SECTION: EDITORIAL PAGE; Pg. 2

LENGTH: 667 words

HEADLINE: CATERING TO RELIGIOUS SECT WAS A BIG ALBANY MISTAKE;
LEGISLATORS, CUOMO JOINED IN WRITING BAD LAW

BODY:
IT'S UNFORTUNATE that one of the few issues on which Gov. Cuomo, Senate Republicans and Assembly Democrats could ignore differences and agree is one that will do the state absolutely no good.

In fact, their bid to circumvent the U.S. Supreme Court to help a tiny but politically astute religious sect may do real harm.

For one thing, it erodes critical barriers between church and state. For another, it opens the door to the creation of more school districts in the state at the very time efforts should be focusing on consolidation.

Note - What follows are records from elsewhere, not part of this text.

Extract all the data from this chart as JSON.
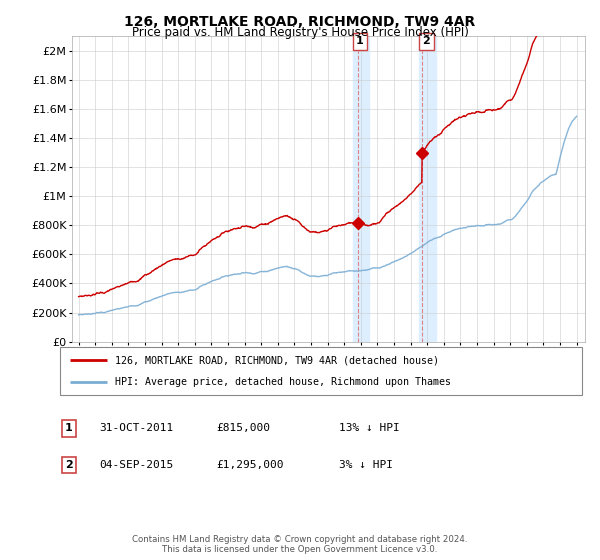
{
  "title": "126, MORTLAKE ROAD, RICHMOND, TW9 4AR",
  "subtitle": "Price paid vs. HM Land Registry's House Price Index (HPI)",
  "ylabel_ticks": [
    "£0",
    "£200K",
    "£400K",
    "£600K",
    "£800K",
    "£1M",
    "£1.2M",
    "£1.4M",
    "£1.6M",
    "£1.8M",
    "£2M"
  ],
  "ytick_values": [
    0,
    200000,
    400000,
    600000,
    800000,
    1000000,
    1200000,
    1400000,
    1600000,
    1800000,
    2000000
  ],
  "years": [
    1995.0,
    1995.25,
    1995.5,
    1995.75,
    1996.0,
    1996.25,
    1996.5,
    1996.75,
    1997.0,
    1997.25,
    1997.5,
    1997.75,
    1998.0,
    1998.25,
    1998.5,
    1998.75,
    1999.0,
    1999.25,
    1999.5,
    1999.75,
    2000.0,
    2000.25,
    2000.5,
    2000.75,
    2001.0,
    2001.25,
    2001.5,
    2001.75,
    2002.0,
    2002.25,
    2002.5,
    2002.75,
    2003.0,
    2003.25,
    2003.5,
    2003.75,
    2004.0,
    2004.25,
    2004.5,
    2004.75,
    2005.0,
    2005.25,
    2005.5,
    2005.75,
    2006.0,
    2006.25,
    2006.5,
    2006.75,
    2007.0,
    2007.25,
    2007.5,
    2007.75,
    2008.0,
    2008.25,
    2008.5,
    2008.75,
    2009.0,
    2009.25,
    2009.5,
    2009.75,
    2010.0,
    2010.25,
    2010.5,
    2010.75,
    2011.0,
    2011.25,
    2011.5,
    2011.75,
    2012.0,
    2012.25,
    2012.5,
    2012.75,
    2013.0,
    2013.25,
    2013.5,
    2013.75,
    2014.0,
    2014.25,
    2014.5,
    2014.75,
    2015.0,
    2015.25,
    2015.5,
    2015.75,
    2016.0,
    2016.25,
    2016.5,
    2016.75,
    2017.0,
    2017.25,
    2017.5,
    2017.75,
    2018.0,
    2018.25,
    2018.5,
    2018.75,
    2019.0,
    2019.25,
    2019.5,
    2019.75,
    2020.0,
    2020.25,
    2020.5,
    2020.75,
    2021.0,
    2021.25,
    2021.5,
    2021.75,
    2022.0,
    2022.25,
    2022.5,
    2022.75,
    2023.0,
    2023.25,
    2023.5,
    2023.75,
    2024.0,
    2024.25,
    2024.5,
    2024.75,
    2025.0
  ],
  "hpi_quarterly": [
    185000,
    188000,
    190000,
    193000,
    196000,
    199000,
    202000,
    207000,
    213000,
    219000,
    226000,
    233000,
    240000,
    248000,
    255000,
    262000,
    270000,
    280000,
    292000,
    304000,
    315000,
    325000,
    332000,
    336000,
    338000,
    341000,
    346000,
    352000,
    360000,
    372000,
    387000,
    402000,
    415000,
    428000,
    438000,
    448000,
    456000,
    463000,
    468000,
    471000,
    472000,
    473000,
    474000,
    476000,
    479000,
    484000,
    491000,
    498000,
    505000,
    513000,
    518000,
    515000,
    505000,
    492000,
    477000,
    462000,
    450000,
    445000,
    443000,
    448000,
    458000,
    466000,
    472000,
    477000,
    481000,
    484000,
    487000,
    490000,
    492000,
    495000,
    498000,
    502000,
    508000,
    516000,
    526000,
    537000,
    549000,
    562000,
    576000,
    591000,
    607000,
    625000,
    645000,
    665000,
    680000,
    695000,
    710000,
    724000,
    738000,
    752000,
    763000,
    771000,
    778000,
    783000,
    787000,
    790000,
    793000,
    795000,
    797000,
    800000,
    803000,
    808000,
    815000,
    825000,
    840000,
    862000,
    892000,
    930000,
    975000,
    1015000,
    1050000,
    1080000,
    1105000,
    1125000,
    1140000,
    1150000,
    1275000,
    1380000,
    1460000,
    1520000,
    1550000
  ],
  "sale1_year": 2011.83,
  "sale1_price": 815000,
  "sale2_year": 2015.67,
  "sale2_price": 1295000,
  "legend_line1": "126, MORTLAKE ROAD, RICHMOND, TW9 4AR (detached house)",
  "legend_line2": "HPI: Average price, detached house, Richmond upon Thames",
  "annotation1_label": "1",
  "annotation1_date": "31-OCT-2011",
  "annotation1_price": "£815,000",
  "annotation1_note": "13% ↓ HPI",
  "annotation2_label": "2",
  "annotation2_date": "04-SEP-2015",
  "annotation2_price": "£1,295,000",
  "annotation2_note": "3% ↓ HPI",
  "footer": "Contains HM Land Registry data © Crown copyright and database right 2024.\nThis data is licensed under the Open Government Licence v3.0.",
  "hpi_color": "#7aadd4",
  "sale_color": "#cc0000",
  "grid_color": "#cccccc",
  "bg_color": "#ffffff",
  "highlight_color": "#ddeeff"
}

For both reasons, state residents should be questioning why their representatives were spending time figuring ways to cater to a small religious group while being unable to resolve a number of other matters that could have benefited the state as a whole.

The Legislature's interest in this arcane issue was aroused by the Supreme Court's recent decision that a public school district created especially to benefit an ultra-Orthodox Jewish group in the Orange County Village of Kiryas Joel was unconstitutional.

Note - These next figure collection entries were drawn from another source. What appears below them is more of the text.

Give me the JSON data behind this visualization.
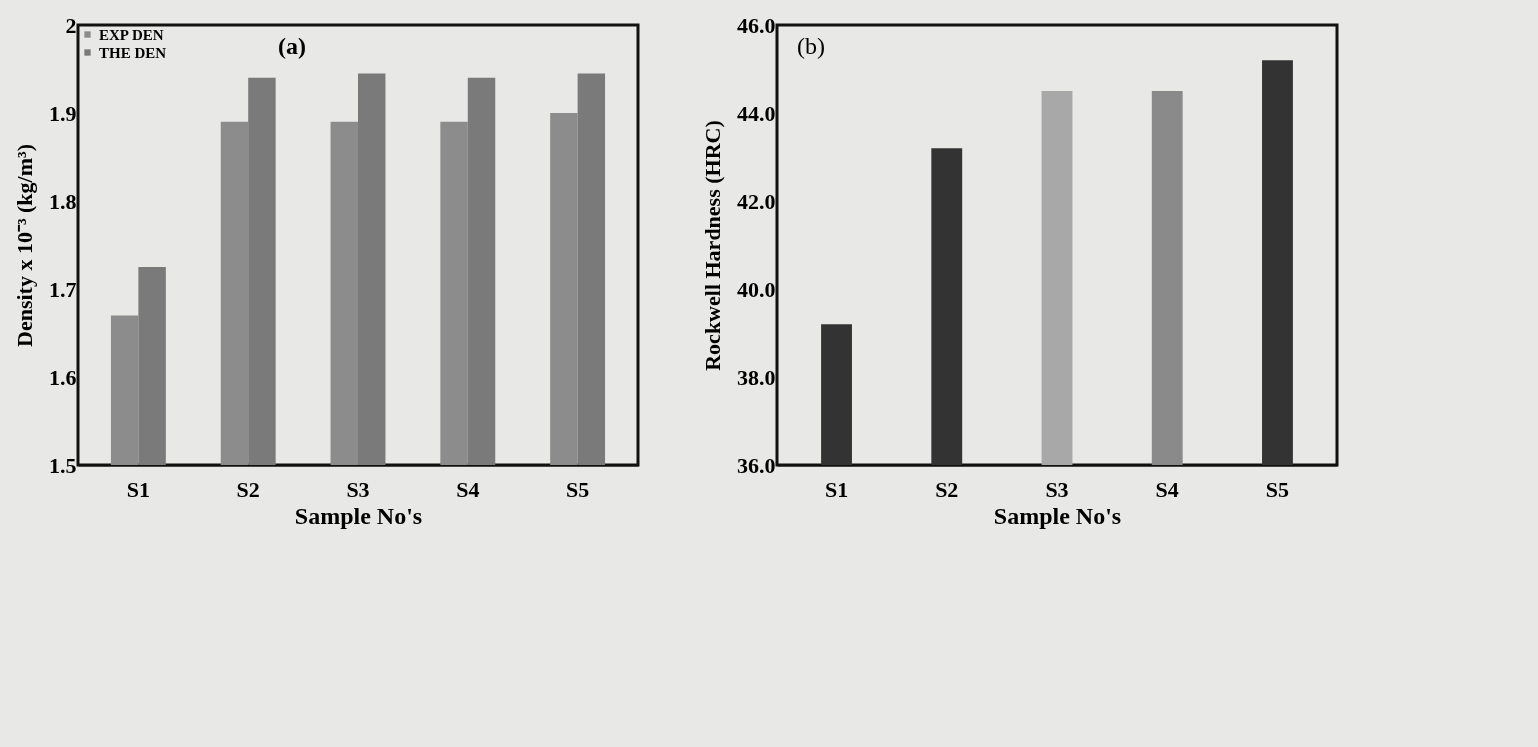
{
  "chart_data": [
    {
      "type": "bar",
      "xlabel": "Sample No's",
      "ylabel": "Density x 10⁻³ (kg/m³)",
      "categories": [
        "S1",
        "S2",
        "S3",
        "S4",
        "S5"
      ],
      "series": [
        {
          "name": "EXP DEN",
          "color": "#8c8c8c",
          "values": [
            1.67,
            1.89,
            1.89,
            1.89,
            1.9
          ]
        },
        {
          "name": "THE DEN",
          "color": "#7a7a7a",
          "values": [
            1.725,
            1.94,
            1.945,
            1.94,
            1.945
          ]
        }
      ],
      "ylim": [
        1.5,
        2
      ],
      "yticks": [
        1.5,
        1.6,
        1.7,
        1.8,
        1.9,
        2
      ],
      "grid": false,
      "legend": "top left",
      "annotations": [
        "(a)"
      ]
    },
    {
      "type": "bar",
      "xlabel": "Sample No's",
      "ylabel": "Rockwell Hardness (HRC)",
      "categories": [
        "S1",
        "S2",
        "S3",
        "S4",
        "S5"
      ],
      "values": [
        39.2,
        43.2,
        44.5,
        44.5,
        45.2
      ],
      "colors": [
        "#333333",
        "#333333",
        "#a8a8a8",
        "#8a8a8a",
        "#333333"
      ],
      "ylim": [
        36,
        46
      ],
      "yticks": [
        {
          "value": 36,
          "label": "36.0"
        },
        {
          "value": 38,
          "label": "38.0"
        },
        {
          "value": 40,
          "label": "40.0"
        },
        {
          "value": 42,
          "label": "42.0"
        },
        {
          "value": 44,
          "label": "44.0"
        },
        {
          "value": 46,
          "label": "46.0"
        }
      ],
      "grid": false,
      "annotations": [
        "(b)"
      ]
    }
  ]
}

Cuomo and the Legislature had created the district in 1989 specifically to provide handicapped education for about 200 Hasidic children. Their parents wanted the taxpayer-funded service but didn't want their kids to attend public schools.

The court correctly ruled that creating such a district serving only the Hasidic children amounted to unconstitutional state favoritism toward one religious sect.

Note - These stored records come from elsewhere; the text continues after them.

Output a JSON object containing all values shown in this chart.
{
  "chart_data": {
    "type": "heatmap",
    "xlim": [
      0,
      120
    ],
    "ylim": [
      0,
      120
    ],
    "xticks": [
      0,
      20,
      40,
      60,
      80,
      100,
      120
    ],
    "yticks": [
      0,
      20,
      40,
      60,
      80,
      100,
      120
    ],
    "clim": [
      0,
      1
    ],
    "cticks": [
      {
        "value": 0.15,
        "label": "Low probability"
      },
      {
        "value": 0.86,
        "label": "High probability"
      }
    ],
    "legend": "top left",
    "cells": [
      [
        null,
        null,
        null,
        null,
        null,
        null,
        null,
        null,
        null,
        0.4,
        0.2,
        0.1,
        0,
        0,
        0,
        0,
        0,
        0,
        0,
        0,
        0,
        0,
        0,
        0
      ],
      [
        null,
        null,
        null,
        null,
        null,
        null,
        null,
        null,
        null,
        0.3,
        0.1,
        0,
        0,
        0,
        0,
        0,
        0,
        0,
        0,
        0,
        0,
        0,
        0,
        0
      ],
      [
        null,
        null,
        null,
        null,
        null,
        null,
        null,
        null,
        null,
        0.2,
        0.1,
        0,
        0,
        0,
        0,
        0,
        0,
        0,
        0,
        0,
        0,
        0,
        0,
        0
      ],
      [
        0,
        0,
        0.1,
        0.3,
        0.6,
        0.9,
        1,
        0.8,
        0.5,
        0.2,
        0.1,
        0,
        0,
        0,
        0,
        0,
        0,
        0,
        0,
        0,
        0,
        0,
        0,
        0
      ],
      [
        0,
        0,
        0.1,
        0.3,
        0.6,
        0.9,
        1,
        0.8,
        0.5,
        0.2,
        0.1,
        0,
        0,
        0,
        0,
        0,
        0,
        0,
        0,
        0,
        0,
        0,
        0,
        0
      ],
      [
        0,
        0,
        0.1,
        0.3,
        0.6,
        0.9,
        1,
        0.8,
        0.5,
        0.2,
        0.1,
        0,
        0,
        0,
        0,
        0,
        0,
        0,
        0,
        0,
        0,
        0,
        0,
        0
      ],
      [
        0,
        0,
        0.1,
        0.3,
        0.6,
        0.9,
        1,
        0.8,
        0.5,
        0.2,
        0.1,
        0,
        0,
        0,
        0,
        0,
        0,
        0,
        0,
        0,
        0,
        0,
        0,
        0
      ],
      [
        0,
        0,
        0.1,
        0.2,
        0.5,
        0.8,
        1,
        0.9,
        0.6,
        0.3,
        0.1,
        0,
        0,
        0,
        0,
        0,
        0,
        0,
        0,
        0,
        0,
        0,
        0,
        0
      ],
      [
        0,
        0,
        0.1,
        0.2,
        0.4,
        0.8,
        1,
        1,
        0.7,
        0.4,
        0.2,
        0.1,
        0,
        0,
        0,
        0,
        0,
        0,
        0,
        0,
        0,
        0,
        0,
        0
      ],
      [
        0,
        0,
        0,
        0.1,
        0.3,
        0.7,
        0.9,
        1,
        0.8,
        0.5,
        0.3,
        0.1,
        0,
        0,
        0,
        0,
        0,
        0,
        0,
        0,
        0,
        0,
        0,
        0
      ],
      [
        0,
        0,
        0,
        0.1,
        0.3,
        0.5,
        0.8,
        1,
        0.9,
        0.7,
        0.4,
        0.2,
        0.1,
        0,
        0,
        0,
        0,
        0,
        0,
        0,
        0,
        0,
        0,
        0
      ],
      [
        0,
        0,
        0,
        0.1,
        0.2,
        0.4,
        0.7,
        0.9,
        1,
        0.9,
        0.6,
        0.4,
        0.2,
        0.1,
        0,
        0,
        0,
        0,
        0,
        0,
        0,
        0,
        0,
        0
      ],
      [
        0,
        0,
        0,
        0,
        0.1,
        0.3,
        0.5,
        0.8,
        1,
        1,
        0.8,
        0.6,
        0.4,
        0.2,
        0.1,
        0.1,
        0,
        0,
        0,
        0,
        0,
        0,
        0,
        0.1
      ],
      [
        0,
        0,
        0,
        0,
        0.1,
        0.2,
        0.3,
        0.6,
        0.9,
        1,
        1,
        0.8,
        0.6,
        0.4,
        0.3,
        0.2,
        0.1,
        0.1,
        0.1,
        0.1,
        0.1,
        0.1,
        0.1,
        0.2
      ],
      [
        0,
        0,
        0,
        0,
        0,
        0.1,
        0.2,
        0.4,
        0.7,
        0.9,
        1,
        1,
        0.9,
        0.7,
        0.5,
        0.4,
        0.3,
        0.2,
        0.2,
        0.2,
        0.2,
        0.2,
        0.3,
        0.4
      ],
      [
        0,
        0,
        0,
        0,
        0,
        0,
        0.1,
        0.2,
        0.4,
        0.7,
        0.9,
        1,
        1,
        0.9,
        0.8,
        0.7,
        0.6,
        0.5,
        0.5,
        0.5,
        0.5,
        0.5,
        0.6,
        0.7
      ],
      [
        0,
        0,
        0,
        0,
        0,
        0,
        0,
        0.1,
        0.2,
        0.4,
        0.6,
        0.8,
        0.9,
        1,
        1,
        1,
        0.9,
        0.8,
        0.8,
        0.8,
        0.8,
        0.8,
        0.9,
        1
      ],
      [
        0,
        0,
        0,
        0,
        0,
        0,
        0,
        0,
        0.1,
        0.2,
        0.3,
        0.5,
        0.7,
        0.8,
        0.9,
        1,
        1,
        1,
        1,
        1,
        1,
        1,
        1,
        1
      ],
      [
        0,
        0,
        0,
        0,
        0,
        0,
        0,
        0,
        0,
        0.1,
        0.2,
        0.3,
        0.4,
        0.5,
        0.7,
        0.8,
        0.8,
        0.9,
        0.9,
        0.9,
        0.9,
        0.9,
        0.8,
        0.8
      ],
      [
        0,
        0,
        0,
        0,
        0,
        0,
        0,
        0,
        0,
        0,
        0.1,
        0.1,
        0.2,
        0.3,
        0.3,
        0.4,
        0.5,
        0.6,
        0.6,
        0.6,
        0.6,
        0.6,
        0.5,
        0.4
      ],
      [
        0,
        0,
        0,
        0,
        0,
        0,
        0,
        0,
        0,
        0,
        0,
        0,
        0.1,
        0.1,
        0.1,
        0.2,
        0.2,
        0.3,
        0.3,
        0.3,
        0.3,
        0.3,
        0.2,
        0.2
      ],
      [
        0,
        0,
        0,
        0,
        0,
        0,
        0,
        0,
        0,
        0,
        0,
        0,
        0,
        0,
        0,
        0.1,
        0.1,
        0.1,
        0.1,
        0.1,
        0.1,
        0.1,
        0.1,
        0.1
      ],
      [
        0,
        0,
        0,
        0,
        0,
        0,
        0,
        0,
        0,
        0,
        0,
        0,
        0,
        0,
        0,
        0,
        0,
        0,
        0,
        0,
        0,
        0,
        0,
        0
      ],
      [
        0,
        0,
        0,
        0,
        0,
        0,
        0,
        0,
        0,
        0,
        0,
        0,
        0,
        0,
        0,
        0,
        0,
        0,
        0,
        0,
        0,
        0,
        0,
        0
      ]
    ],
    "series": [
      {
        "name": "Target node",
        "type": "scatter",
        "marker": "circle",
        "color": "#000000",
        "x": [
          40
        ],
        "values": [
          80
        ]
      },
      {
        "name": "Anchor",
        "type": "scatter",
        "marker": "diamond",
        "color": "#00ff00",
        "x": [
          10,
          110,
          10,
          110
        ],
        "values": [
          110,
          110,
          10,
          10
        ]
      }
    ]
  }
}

Undeterred, Cuomo and the Legislature seized on a comment from one justice who
said the district might be constitutional if created under a law applicable to any community, not just Kiryas Joel. Grasping at that judicial straw, the public officials came up with legislation allowing any municipality that meets certain criteria to establish a new school district.

But while tailored to help the Jewish students in Kiryas Joel, those criteria also could allow new districts in up to 60 other communities in the state.

That flies directly in the face of the recognition that with more than 700 districts consuming more than $ 21 billion in state and local funds each year, New York already is awash in school districts. It moves entirely in the wrong direction to concoct a mechanism that, no matter how narrowly tailored, might let localities create more.

No one is compelled to go to public school if their religious beliefs dictate otherwise. But by the same token, those who want the benefits public education offers -- including special education -- bear the burden of making whatever accommodation is necessary to take advantage of the same access all state residents have.

Going to such extraordinary lengths to accommodate one religions group turns that principle on its head and flies in the face of the intent of the U.S. Constitution. It also raises the specter of more school districts in a state that already has far too many.

The Legislature could have found something much more beneficial to do with its time.